Considerations before you take out a holiday loan

  • Your repayment amount will depend heavily on the applicable interest rates. Good credit may land you a soft consideration. Meaning that a lower rate is likely to be imposed on your loan hence a lower amount repayable. On the other hand, lenders will try to mitigate a bad credit rating to fixing your rates highly. Therefore, you will end up with a very high amount of deductible.
  • Loan maturity. You should consider the time frame you are given before starting to pay up monthly deductions. Some lenders provide a grace period until when the introductory period elapses.
  • The period required to process. Depending on the urgency, consider reviewing the time required for the loan to be processed and approved. Some lenders would hasten the process while others take up to weeks processing.
  • Terms of the loan. It was earlier indicated that several holiday loans have a minimum amount that you can borrow. Therefore, if your preference is a small amount to complement your savings, then go for those loans which don’t have minimum requirement specifications. Terms of loan also contain your eligibility and payment terms etc. for you to be eligible, you must prove to have a stable income source, be a country’s citizens, and at least of legal age.
  • Before submitting your application, ensure you pay particular attention to the interest rates. Make a comparison with other lenders in the industry. Make sure that you have the best deal possible within those prevailing conditions. Do not rush to make an application and end stuck with the loan repayment 10 months after the holiday. Especially in this current digital age, you can easily apply for financing online. Within a few minutes, your application will have been processed and received feedback.
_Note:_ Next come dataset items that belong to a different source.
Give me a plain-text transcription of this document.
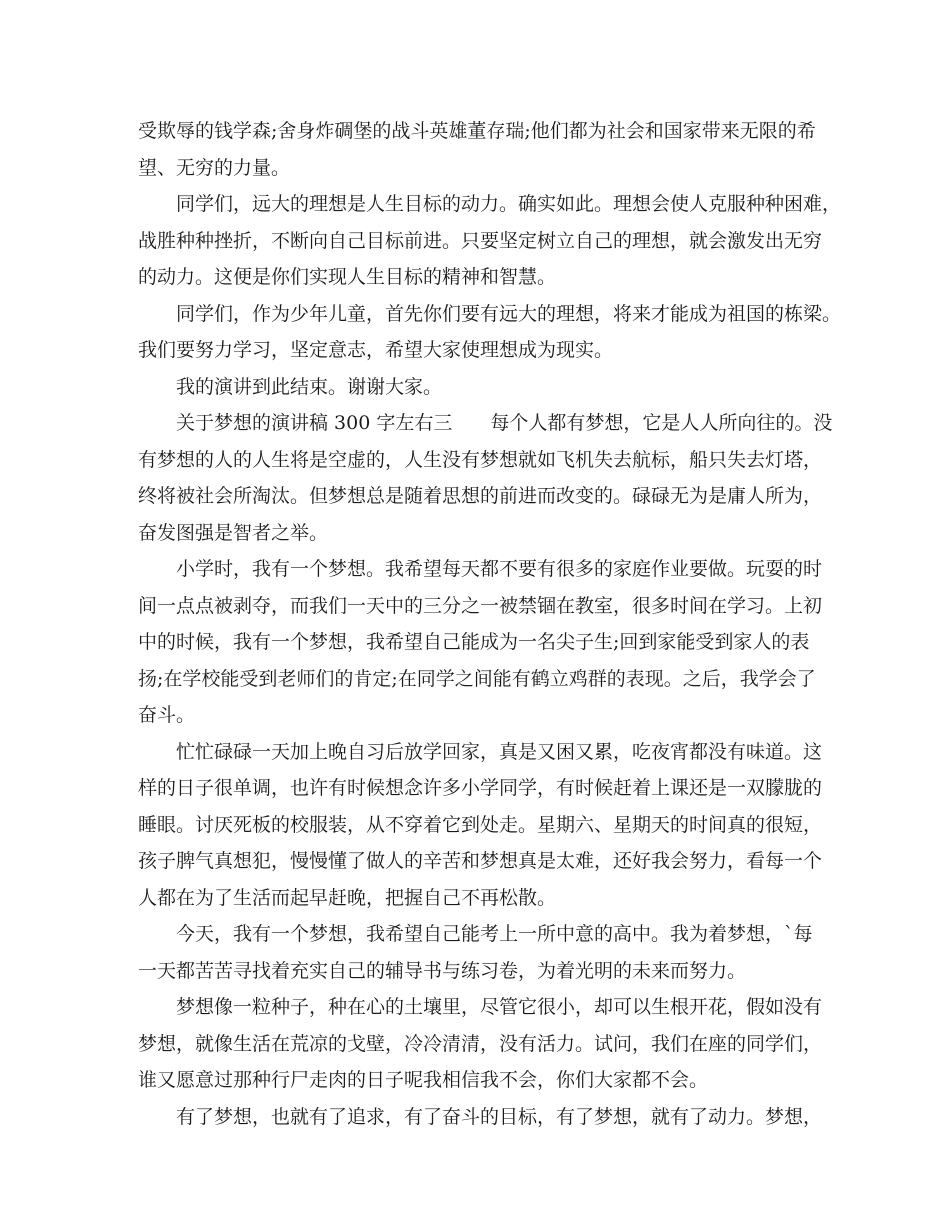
受欺辱的钱学森;舍身炸碉堡的战斗英雄董存瑞;他们都为社会和国家带来无限的希
望、无穷的力量。
同学们，远大的理想是人生目标的动力。确实如此。理想会使人克服种种困难，
战胜种种挫折，不断向自己目标前进。只要坚定树立自己的理想，就会激发出无穷
的动力。这便是你们实现人生目标的精神和智慧。
同学们，作为少年儿童，首先你们要有远大的理想，将来才能成为祖国的栋梁。
我们要努力学习，坚定意志，希望大家使理想成为现实。
我的演讲到此结束。谢谢大家。
关于梦想的演讲稿 300 字左右三　　每个人都有梦想，它是人人所向往的。没
有梦想的人的人生将是空虚的，人生没有梦想就如飞机失去航标，船只失去灯塔，
终将被社会所淘汰。但梦想总是随着思想的前进而改变的。碌碌无为是庸人所为，
奋发图强是智者之举。
小学时，我有一个梦想。我希望每天都不要有很多的家庭作业要做。玩耍的时
间一点点被剥夺，而我们一天中的三分之一被禁锢在教室，很多时间在学习。上初
中的时候，我有一个梦想，我希望自己能成为一名尖子生;回到家能受到家人的表
扬;在学校能受到老师们的肯定;在同学之间能有鹤立鸡群的表现。之后，我学会了
奋斗。
忙忙碌碌一天加上晚自习后放学回家，真是又困又累，吃夜宵都没有味道。这
样的日子很单调，也许有时候想念许多小学同学，有时候赶着上课还是一双朦胧的
睡眼。讨厌死板的校服装，从不穿着它到处走。星期六、星期天的时间真的很短，
孩子脾气真想犯，慢慢懂了做人的辛苦和梦想真是太难，还好我会努力，看每一个
人都在为了生活而起早赶晚，把握自己不再松散。
今天，我有一个梦想，我希望自己能考上一所中意的高中。我为着梦想，`每
一天都苦苦寻找着充实自己的辅导书与练习卷，为着光明的未来而努力。
梦想像一粒种子，种在心的土壤里，尽管它很小，却可以生根开花，假如没有
梦想，就像生活在荒凉的戈壁，冷冷清清，没有活力。试问，我们在座的同学们，
谁又愿意过那种行尸走肉的日子呢我相信我不会，你们大家都不会。
有了梦想，也就有了追求，有了奋斗的目标，有了梦想，就有了动力。梦想，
Holiday financing has grown into a very ambitious venture. Lenders and borrowers have equally exploited this field to points where every industry player has information on how this run. Therefore, spotting a holiday lender is easy and has been made convenient by the internet.  It is, however, imperative that you pay conscious not to be duped into the ever-increasing scams.

You are advised to use holiday loans to bridge the deficit in your savings and not the other way around. Only borrow when completely necessary. Otherwise, you can use your family, spouse, or friends to finance your holiday then pay later without interest.